Earlier this month the University’s Bridge Year Program announced the addition of a site in Salvador, Brazil for the 2013-14 academic year.
The Bridge Year Program, which currently offers international sites in China, India, Peru and Senegal, allows incoming freshmen enrolled in the program to defer their admission and participate in civic engagement projects for a nine-month period. In 2011, the University discontinued its programs in Ghana and Serbia to expand the program’s capacity elsewhere.
The expansion of the program to Brazil follows several other recent initiatives in the country by the University, including the implementation of a formal academic partnership with the University of Sao Paulo and the creation of the Princeton in Brazil program in 2012, a Portuguese language summer course in Rio de Janeiro.
As Brazil’s international stature has grown in the last decade, the University has recognized the value of increasing ties with the country, assistant professor of Spanish and Portuguese Bruno Carvalho said.
Student interest in Portuguese and Brazil-related studies has dramatically increased since Carvalho arrived at the University in 2009, Carvalho said. He noted that there were 58 students enrolled in Portuguese courses in the fall of 2009, while this semester there are 115 students.
Carvalho also heads the global seminar, “History, Culture, and Urban Life: Rio de Janeiro and the Imaginary of Brazil,” which is based in Rio.

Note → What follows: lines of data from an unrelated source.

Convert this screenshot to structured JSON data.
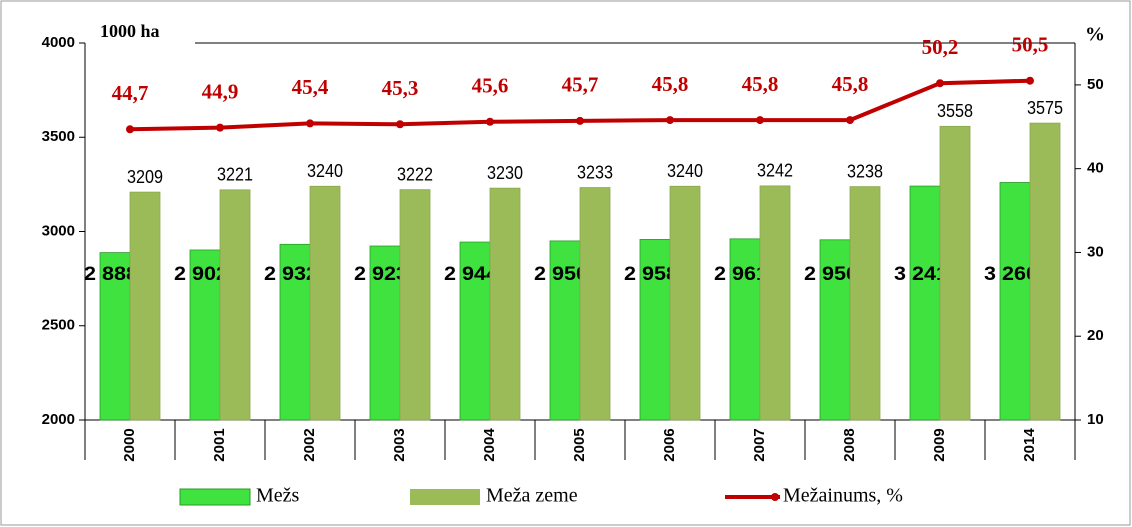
{
  "chart_data": {
    "type": "bar",
    "categories": [
      "2000",
      "2001",
      "2002",
      "2003",
      "2004",
      "2005",
      "2006",
      "2007",
      "2008",
      "2009",
      "2014"
    ],
    "y_label": "1000 ha",
    "y2_label": "%",
    "ylim": [
      2000,
      4000
    ],
    "yticks": [
      2000,
      2500,
      3000,
      3500,
      4000
    ],
    "y2lim": [
      10,
      55
    ],
    "y2ticks": [
      10,
      20,
      30,
      40,
      50
    ],
    "series": [
      {
        "name": "Mežs",
        "type": "bar",
        "color": "#3fe23f",
        "values": [
          2888,
          2902,
          2932,
          2923,
          2944,
          2950,
          2958,
          2961,
          2956,
          3241,
          3260
        ],
        "value_labels": [
          "2 888",
          "2 902",
          "2 932",
          "2 923",
          "2 944",
          "2 950",
          "2 958",
          "2 961",
          "2 956",
          "3 241",
          "3 260"
        ]
      },
      {
        "name": "Meža zeme",
        "type": "bar",
        "color": "#9bbb59",
        "values": [
          3209,
          3221,
          3240,
          3222,
          3230,
          3233,
          3240,
          3242,
          3238,
          3558,
          3575
        ]
      },
      {
        "name": "Mežainums, %",
        "type": "line",
        "axis": "y2",
        "color": "#c00000",
        "values": [
          44.7,
          44.9,
          45.4,
          45.3,
          45.6,
          45.7,
          45.8,
          45.8,
          45.8,
          50.2,
          50.5
        ],
        "value_labels": [
          "44,7",
          "44,9",
          "45,4",
          "45,3",
          "45,6",
          "45,7",
          "45,8",
          "45,8",
          "45,8",
          "50,2",
          "50,5"
        ]
      }
    ]
  }
}
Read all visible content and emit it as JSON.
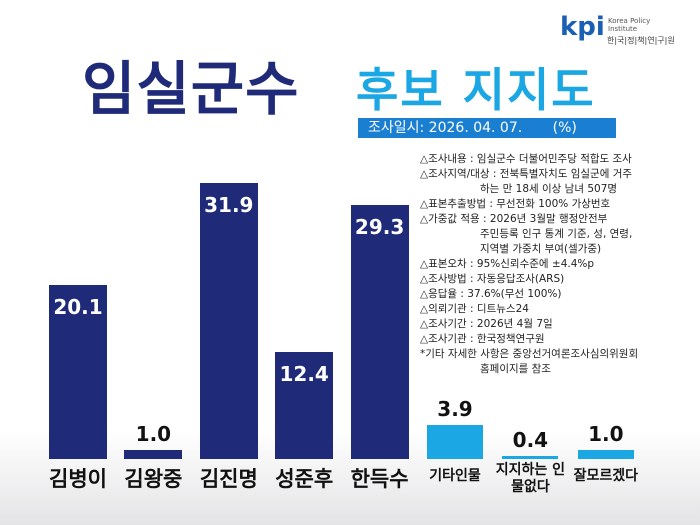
{
  "chart_data": {
    "type": "bar",
    "title_main": "임실군수",
    "title_accent": "후보 지지도",
    "subtitle": "조사일시: 2026. 04. 07.",
    "unit": "(%)",
    "categories": [
      "김병이",
      "김왕중",
      "김진명",
      "성준후",
      "한득수",
      "기타인물",
      "지지하는 인물없다",
      "잘모르겠다"
    ],
    "values": [
      20.1,
      1.0,
      31.9,
      12.4,
      29.3,
      3.9,
      0.4,
      1.0
    ],
    "value_labels": [
      "20.1",
      "1.0",
      "31.9",
      "12.4",
      "29.3",
      "3.9",
      "0.4",
      "1.0"
    ],
    "colors": [
      "#1f2a78",
      "#1f2a78",
      "#1f2a78",
      "#1f2a78",
      "#1f2a78",
      "#1ba6e4",
      "#1ba6e4",
      "#1ba6e4"
    ],
    "notes": [
      [
        "△조사내용 : 임실군수 더불어민주당 적합도 조사"
      ],
      [
        "△조사지역/대상 : 전북특별자치도  임실군에 거주",
        "하는 만 18세 이상 남녀 507명"
      ],
      [
        "△표본추출방법 : 무선전화 100% 가상번호"
      ],
      [
        "△가중값 적용 : 2026년 3월말 행정안전부",
        "주민등록 인구 통계 기준, 성, 연령,",
        "지역별 가중치 부여(셀가중)"
      ],
      [
        "△표본오차 : 95%신뢰수준에 ±4.4%p"
      ],
      [
        "△조사방법 : 자동응답조사(ARS)"
      ],
      [
        "△응답율 : 37.6%(무선 100%)"
      ],
      [
        "△의뢰기관 : 디트뉴스24"
      ],
      [
        "△조사기간 : 2026년 4월 7일"
      ],
      [
        "△조사기관 : 한국정책연구원"
      ],
      [
        "*기타 자세한 사항은 중앙선거여론조사심의위원회",
        "홈페이지를 참조"
      ]
    ],
    "logo": {
      "mark": "kpi",
      "en": [
        "Korea Policy",
        "Institute"
      ],
      "ko": "한|국|정|책|연|구|원"
    }
  }
}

According to associate professor of Spanish and Portuguese Pedro Meira Monteiro, increased student interest in Portuguese and Brazil-related studies could be the result of Brazil’s growing presence in the global economy and greater exposure to Brazilian culture through programs such as Princeton in Brazil and the global seminar program.
“It makes sense,” Monteiro said. “It’s really part of a larger, wider set of efforts.”
While the Bridge Year Program is aware of the increased connections between the University and Brazil, Bridge Year Program Associate Director Scott Leroy explained that the decision to expand the program to Salvador was not made in collaboration with any other Brazil-related programs.
Leroy said that the incorporation of the Brazil site to the program grew out of a desire to gradually expand the program. A 2008 working group appointed by Shirley Tilghman that explored the creation of a bridge year program recommended that the program support around 100 students. The program began in 2009 with 20 students, and there were 28 participants in 2012.
“Gradual expansion is something that has always been on our radar,” Leroy said
In fall 2012, the Bridge Year Program solicited proposals from several organizations for potential new Bridge Year sites in an effort to expand the program, he said. In reviewing these proposals, a partnership with Cross-Cultural Solutions, an organization that provides service and cultural immersion activities in foreign countries, became an option. CCS will provide University students with these service and immersion opportunities in Salvador.
“Our feeling was that this program by Cross Cultural Solutions in Salvador offered a lot of interesting educational opportunities that line up with our goals for the program in a place where the health and safety issues can be well-managed,” Leroy said.
Moreover, he explained that the directors of the Bridge Year Program became interested in the Salvador site for its cultural and historical merit. Salvador was prominent in the Portuguese empire and became a major port in the transatlantic slave trade. For this reason Salvador features a blend of Brazilian culture with West African food, religion and language.
“All of this comes together in Salvador in a way that sounded really fascinating to us,” Leroy said of the site’s cultural features.
Students in the Bridge Year Program in Brazil will participate in home-stays with families in Salvador and take intensive Portuguese language courses, according to the program’s website. Participants will be serving the community by supporting at-risk communities, including children, the elderly and HIV/AIDS patients.
Upon arrival, students are matched with their service placements, which include community centers, schools and medical centers. In addition to community service, Bridge Year participants will learn about Brazilian culture through guest speakers, workshops and excursions.